Он завел машину и включил печку, после чего задом выехал с гаражного места и медленно покатил в город. После первого бурана, налетевшего месяц назад, выпало еще снега, и в иные дни пробираться по нерасчищенным дорогам было опасно для жизни.
Выезжая на шоссе, он вспомнил, почему переехал сюда.
В паре километров располагалась Швеция в сжатом виде – с лесистыми горами, с полями и лугами. Он жил здесь уже почти два года и наслаждался гармонией.
Налево – гольф-клуб Огеста; на одной из заснеженных лужаек он заметил пару косуль.
Иво проехал Ларсбоду и свернул на Нюнэвэген.
Фарста, Хёкарэнген, Шёндаль. Пытась думать о чем-нибудь другом, он включил радио.
Слушая мрачные сообщения о жертвах рождественского транспортного потока, он смотрел на лесопарк справа.
Темные, отягощенные снегом деревья между прямыми прогулочными дорожками. Группа парковых рабочих посыпала дорожки песком.
И вот открылся пейзаж – поле с белыми холмами.
Молодые деревца на фоне бледного неба – и крест из черного камня, отполированный до блеска.
Иво Андрич сидел на скамейке в левом ряду.
Капелла Святого Креста на кладбище Скуг была полна народа; преобладали белые рубашки и синие фуражки полицейских.
После церемонии в капелле прах Йенса Хуртига должны были перевезти на север, в Квиккъёкк, и развеять над озером Миртекъяуре.
Иво отметил, что у Хуртига вряд ли было много друзей за пределами полицейского круга. В самом первом ряду, где сидели родственники, склонили головы двенадцать человек, из которых двое были родителями Хуртига.
Теперь у них совсем не осталось детей.
Иво знал, каково это. Он потерял обоих своих детей во время войны в Боснии. С тех пор он не верил ни в каких богов.
Никто ничего не говорил, только тихий, монотонный звук чьего-то плача, прерываемый шорохом ботинок по полу.
Когда зазвучал орган, Иво тоже заплакал.
Он сразу узнал фортепиано Яна Юханссона. «Утанмюра».
Мелодия звучала, как сама Швеция.
Гроб внесли шестеро полицейских в форме. Впереди шли Деннис Биллинг и Жанетт Чильберг. Глаза у Жанетт были красными и блестели. За ней шли Шварц с Олундом; оба плакали.
Вдоль сидений почетный караул. Шведский флаг, флаг ООН, полицейский штандарт. Утром гроб в сопровождении эскорта мотоциклистов доставили из Соллентуны, где Йенс Хуртиг выполнял свое последнее задание.
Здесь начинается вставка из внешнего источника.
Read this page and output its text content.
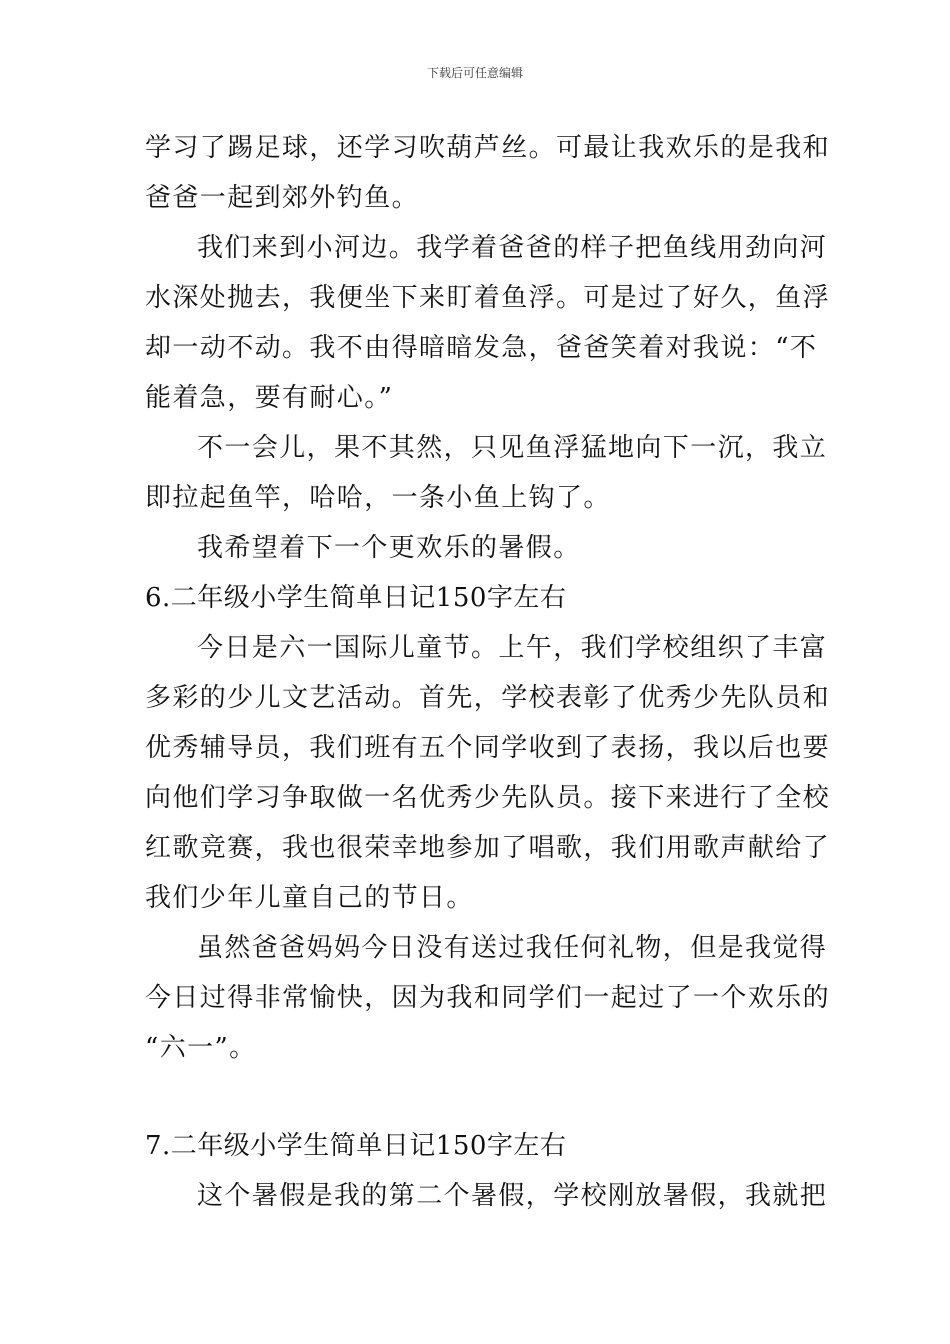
下载后可任意编辑
学习了踢足球，还学习吹葫芦丝。可最让我欢乐的是我和
爸爸一起到郊外钓鱼。
我们来到小河边。我学着爸爸的样子把鱼线用劲向河
水深处抛去，我便坐下来盯着鱼浮。可是过了好久，鱼浮
却一动不动。我不由得暗暗发急，爸爸笑着对我说：“不
能着急，要有耐心。”
不一会儿，果不其然，只见鱼浮猛地向下一沉，我立
即拉起鱼竿，哈哈，一条小鱼上钩了。
我希望着下一个更欢乐的暑假。
6.二年级小学生简单日记150字左右
今日是六一国际儿童节。上午，我们学校组织了丰富
多彩的少儿文艺活动。首先，学校表彰了优秀少先队员和
优秀辅导员，我们班有五个同学收到了表扬，我以后也要
向他们学习争取做一名优秀少先队员。接下来进行了全校
红歌竞赛，我也很荣幸地参加了唱歌，我们用歌声献给了
我们少年儿童自己的节日。
虽然爸爸妈妈今日没有送过我任何礼物，但是我觉得
今日过得非常愉快，因为我和同学们一起过了一个欢乐的
“六一”。
7.二年级小学生简单日记150字左右
这个暑假是我的第二个暑假，学校刚放暑假，我就把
Церемония была гражданской, и Иво подумал, что неконфессиональная поминальная служба выглядит более личной.
Нет бога, к которому можно взывать. В центре – скончавшийся. Погребение атеиста обнажено, на нем меньше покровов, и оно бесконечно печальнее.
Иво думал о Хуртиге. Распорядитель рассказал о его детстве, интересах и личных чертах, а в остальном Иво встречал его лишь в обстоятельствах, говорящих о смерти.
Трудно узнать человека при таких условиях.
Он посмотрел на Жанетт, которая теперь сидела через несколько рядов впереди него, и спросил себя, насколько хорошо она знала своего ближайшего коллегу. Вряд ли они общались вне службы, думал Иво, но он был уверен, что Жанетт очень любила Хуртига.
Такое заметно. Ее теплое к нему отношение было очевидно, когда они работали вместе, Иво видел его и сейчас.
Справа от Жанетт сидела Айман Черникова – в белом покрывале.